С лица моментально исчезает улыбка, словно сменная мозаичная картинка.

– У вас очень важная работа, – кивает Дидье Лафит, отмахиваясь, – не то, что вся эта музыкальная индустрия.

– Ах да. – На лице появляется болезненная гримаса. – Только, по правде говоря…

– Ну так как, Анжелика, – спрашивает он, запуская руки в карманы джинсов. – Я вам позвоню завтра, можно?

– Да, – ни мгновения не раздумывая, отвечаю я.

– И тогда мы, как это у вас называется, «прошвырнемся»? И вы расскажете мне все о работе медсестры.

– Медсестры, – повторяю, едва шевеля губами.

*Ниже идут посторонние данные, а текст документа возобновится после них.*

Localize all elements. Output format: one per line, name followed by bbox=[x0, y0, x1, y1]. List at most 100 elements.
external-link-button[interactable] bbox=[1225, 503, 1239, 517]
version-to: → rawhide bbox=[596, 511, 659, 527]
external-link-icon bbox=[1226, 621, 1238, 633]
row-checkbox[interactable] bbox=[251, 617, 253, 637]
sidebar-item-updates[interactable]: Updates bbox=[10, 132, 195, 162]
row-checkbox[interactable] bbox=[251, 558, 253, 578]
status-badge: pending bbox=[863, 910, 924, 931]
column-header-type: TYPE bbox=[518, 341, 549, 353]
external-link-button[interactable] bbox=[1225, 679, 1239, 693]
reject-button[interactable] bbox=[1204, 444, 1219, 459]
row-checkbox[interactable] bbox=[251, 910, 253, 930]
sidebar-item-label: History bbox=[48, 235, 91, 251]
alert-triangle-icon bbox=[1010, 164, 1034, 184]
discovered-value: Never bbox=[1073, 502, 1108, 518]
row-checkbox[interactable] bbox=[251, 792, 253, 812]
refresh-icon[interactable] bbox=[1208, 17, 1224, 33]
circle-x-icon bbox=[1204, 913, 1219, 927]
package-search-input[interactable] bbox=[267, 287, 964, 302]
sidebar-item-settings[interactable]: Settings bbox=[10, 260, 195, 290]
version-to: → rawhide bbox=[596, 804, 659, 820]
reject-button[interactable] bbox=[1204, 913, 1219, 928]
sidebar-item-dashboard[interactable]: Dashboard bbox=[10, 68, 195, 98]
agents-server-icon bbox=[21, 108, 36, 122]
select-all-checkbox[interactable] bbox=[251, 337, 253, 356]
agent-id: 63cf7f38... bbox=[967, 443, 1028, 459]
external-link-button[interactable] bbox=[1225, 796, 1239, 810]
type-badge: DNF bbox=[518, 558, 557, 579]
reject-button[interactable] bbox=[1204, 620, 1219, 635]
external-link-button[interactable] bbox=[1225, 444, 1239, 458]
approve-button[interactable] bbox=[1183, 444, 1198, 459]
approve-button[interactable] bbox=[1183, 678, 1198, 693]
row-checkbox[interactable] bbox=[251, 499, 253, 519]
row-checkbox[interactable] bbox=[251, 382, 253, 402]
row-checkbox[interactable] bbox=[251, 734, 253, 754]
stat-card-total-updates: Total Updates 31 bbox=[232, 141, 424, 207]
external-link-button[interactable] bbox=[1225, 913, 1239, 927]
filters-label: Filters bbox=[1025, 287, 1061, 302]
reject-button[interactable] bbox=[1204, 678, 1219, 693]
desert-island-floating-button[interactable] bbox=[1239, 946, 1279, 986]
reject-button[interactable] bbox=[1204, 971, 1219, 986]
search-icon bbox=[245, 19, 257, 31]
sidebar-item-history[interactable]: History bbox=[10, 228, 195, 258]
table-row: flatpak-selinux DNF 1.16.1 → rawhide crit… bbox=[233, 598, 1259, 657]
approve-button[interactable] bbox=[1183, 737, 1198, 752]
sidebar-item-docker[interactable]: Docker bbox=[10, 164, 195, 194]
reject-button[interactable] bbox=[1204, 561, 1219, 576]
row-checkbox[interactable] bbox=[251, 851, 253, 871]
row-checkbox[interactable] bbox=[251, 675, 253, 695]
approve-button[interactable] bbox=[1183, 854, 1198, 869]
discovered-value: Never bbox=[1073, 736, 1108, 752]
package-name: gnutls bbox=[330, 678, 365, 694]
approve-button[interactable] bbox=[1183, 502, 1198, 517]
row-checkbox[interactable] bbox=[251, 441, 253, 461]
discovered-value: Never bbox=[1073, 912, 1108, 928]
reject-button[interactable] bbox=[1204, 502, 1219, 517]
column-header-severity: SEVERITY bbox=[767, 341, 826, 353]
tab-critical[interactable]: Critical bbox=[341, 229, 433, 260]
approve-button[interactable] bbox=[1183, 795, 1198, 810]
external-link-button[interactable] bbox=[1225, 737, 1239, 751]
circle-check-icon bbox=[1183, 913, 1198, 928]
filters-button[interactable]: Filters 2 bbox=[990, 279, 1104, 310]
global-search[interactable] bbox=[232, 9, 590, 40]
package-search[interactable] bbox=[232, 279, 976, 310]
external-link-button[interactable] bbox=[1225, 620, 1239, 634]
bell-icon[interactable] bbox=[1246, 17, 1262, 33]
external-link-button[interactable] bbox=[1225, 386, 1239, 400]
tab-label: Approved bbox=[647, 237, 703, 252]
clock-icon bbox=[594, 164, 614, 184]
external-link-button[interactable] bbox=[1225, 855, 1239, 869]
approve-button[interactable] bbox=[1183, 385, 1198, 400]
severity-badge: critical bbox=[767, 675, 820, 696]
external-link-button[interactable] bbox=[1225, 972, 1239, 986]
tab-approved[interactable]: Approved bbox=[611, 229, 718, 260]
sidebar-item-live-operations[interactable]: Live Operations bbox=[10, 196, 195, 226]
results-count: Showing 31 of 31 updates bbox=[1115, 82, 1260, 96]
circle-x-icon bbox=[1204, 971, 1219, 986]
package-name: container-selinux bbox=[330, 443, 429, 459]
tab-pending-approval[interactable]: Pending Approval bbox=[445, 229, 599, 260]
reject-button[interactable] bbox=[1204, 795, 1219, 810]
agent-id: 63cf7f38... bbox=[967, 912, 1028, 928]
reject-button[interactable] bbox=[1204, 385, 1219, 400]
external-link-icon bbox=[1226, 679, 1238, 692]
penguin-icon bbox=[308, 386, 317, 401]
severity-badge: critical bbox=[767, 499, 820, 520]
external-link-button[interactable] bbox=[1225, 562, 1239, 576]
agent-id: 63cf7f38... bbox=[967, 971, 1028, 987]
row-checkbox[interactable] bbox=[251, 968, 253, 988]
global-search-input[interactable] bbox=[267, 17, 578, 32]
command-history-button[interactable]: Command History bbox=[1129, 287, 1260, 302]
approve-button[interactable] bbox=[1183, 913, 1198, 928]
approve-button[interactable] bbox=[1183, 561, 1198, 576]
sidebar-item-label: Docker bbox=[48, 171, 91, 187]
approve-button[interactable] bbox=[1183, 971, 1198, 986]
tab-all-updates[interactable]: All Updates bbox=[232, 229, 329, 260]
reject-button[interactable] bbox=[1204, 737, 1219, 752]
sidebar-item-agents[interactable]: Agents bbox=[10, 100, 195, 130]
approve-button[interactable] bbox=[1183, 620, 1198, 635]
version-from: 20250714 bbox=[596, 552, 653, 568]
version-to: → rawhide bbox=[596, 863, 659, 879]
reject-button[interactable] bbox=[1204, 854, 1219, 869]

Милая Дельфина, старая лживая стерва! Гордая матушка – ха, держите карман шире. Выискала какую-то дурацкую фотку и показывает ее своим подружкам, хвастается дочуркой. А вот сказать, чем ее единственный ребенок зарабатывает себе на жизнь, кишка тонка. Он считает меня медсестрой – ну и влипла. Теперь уж точно его на передачу не заманишь – разве что если разговор будет идти о спецодежде медсестер и государственной службе здравоохранения. Пока я выискиваю словечки позабористее, коими непременно одарю мамочку, едва доберусь до телефона, Дидье, легко взмахнув на прощание ладонью, разворачивается и мягкой пружинистой походкой выходит на улицу, где стоит наготове лимузин. Штурмовики, шагающие за ним по пятам, рассаживаются в целый конвой автомобилей сопровождения с затемненными стеклами, и вся кавалькада исчезает в ночи.

– Это был Дидье Лафит, – радостно улыбаюсь секретарю, которая спешно изготавливает куклу вуду, чтобы потом втыкать в нее иголки.

Тут мы, быть может, не слишком последовательны в описании событий, но, согласитесь, из таких моментов надо извлекать максимум.

– Я знаю, – отвечает она, с поддельно любезной улыбочкой. – М-м, если хотите, я могла бы помочь с уроками.

– Ну, разумеется, вы очень пригодитесь, – фыркаю я, вышагивая к двери, как павлин, развернувший хвост. – Спасибо за предложение. Если монсеньор захочет узнать, что такое грубая высокомерная злыдня, я знаю, кого показать ему как пример.

Видно, общение со знаменитостями кому угодно способно вскружить голову, включая и меня. Разворачиваюсь, хлопаю вновь обретенными крыльями и лечу домой.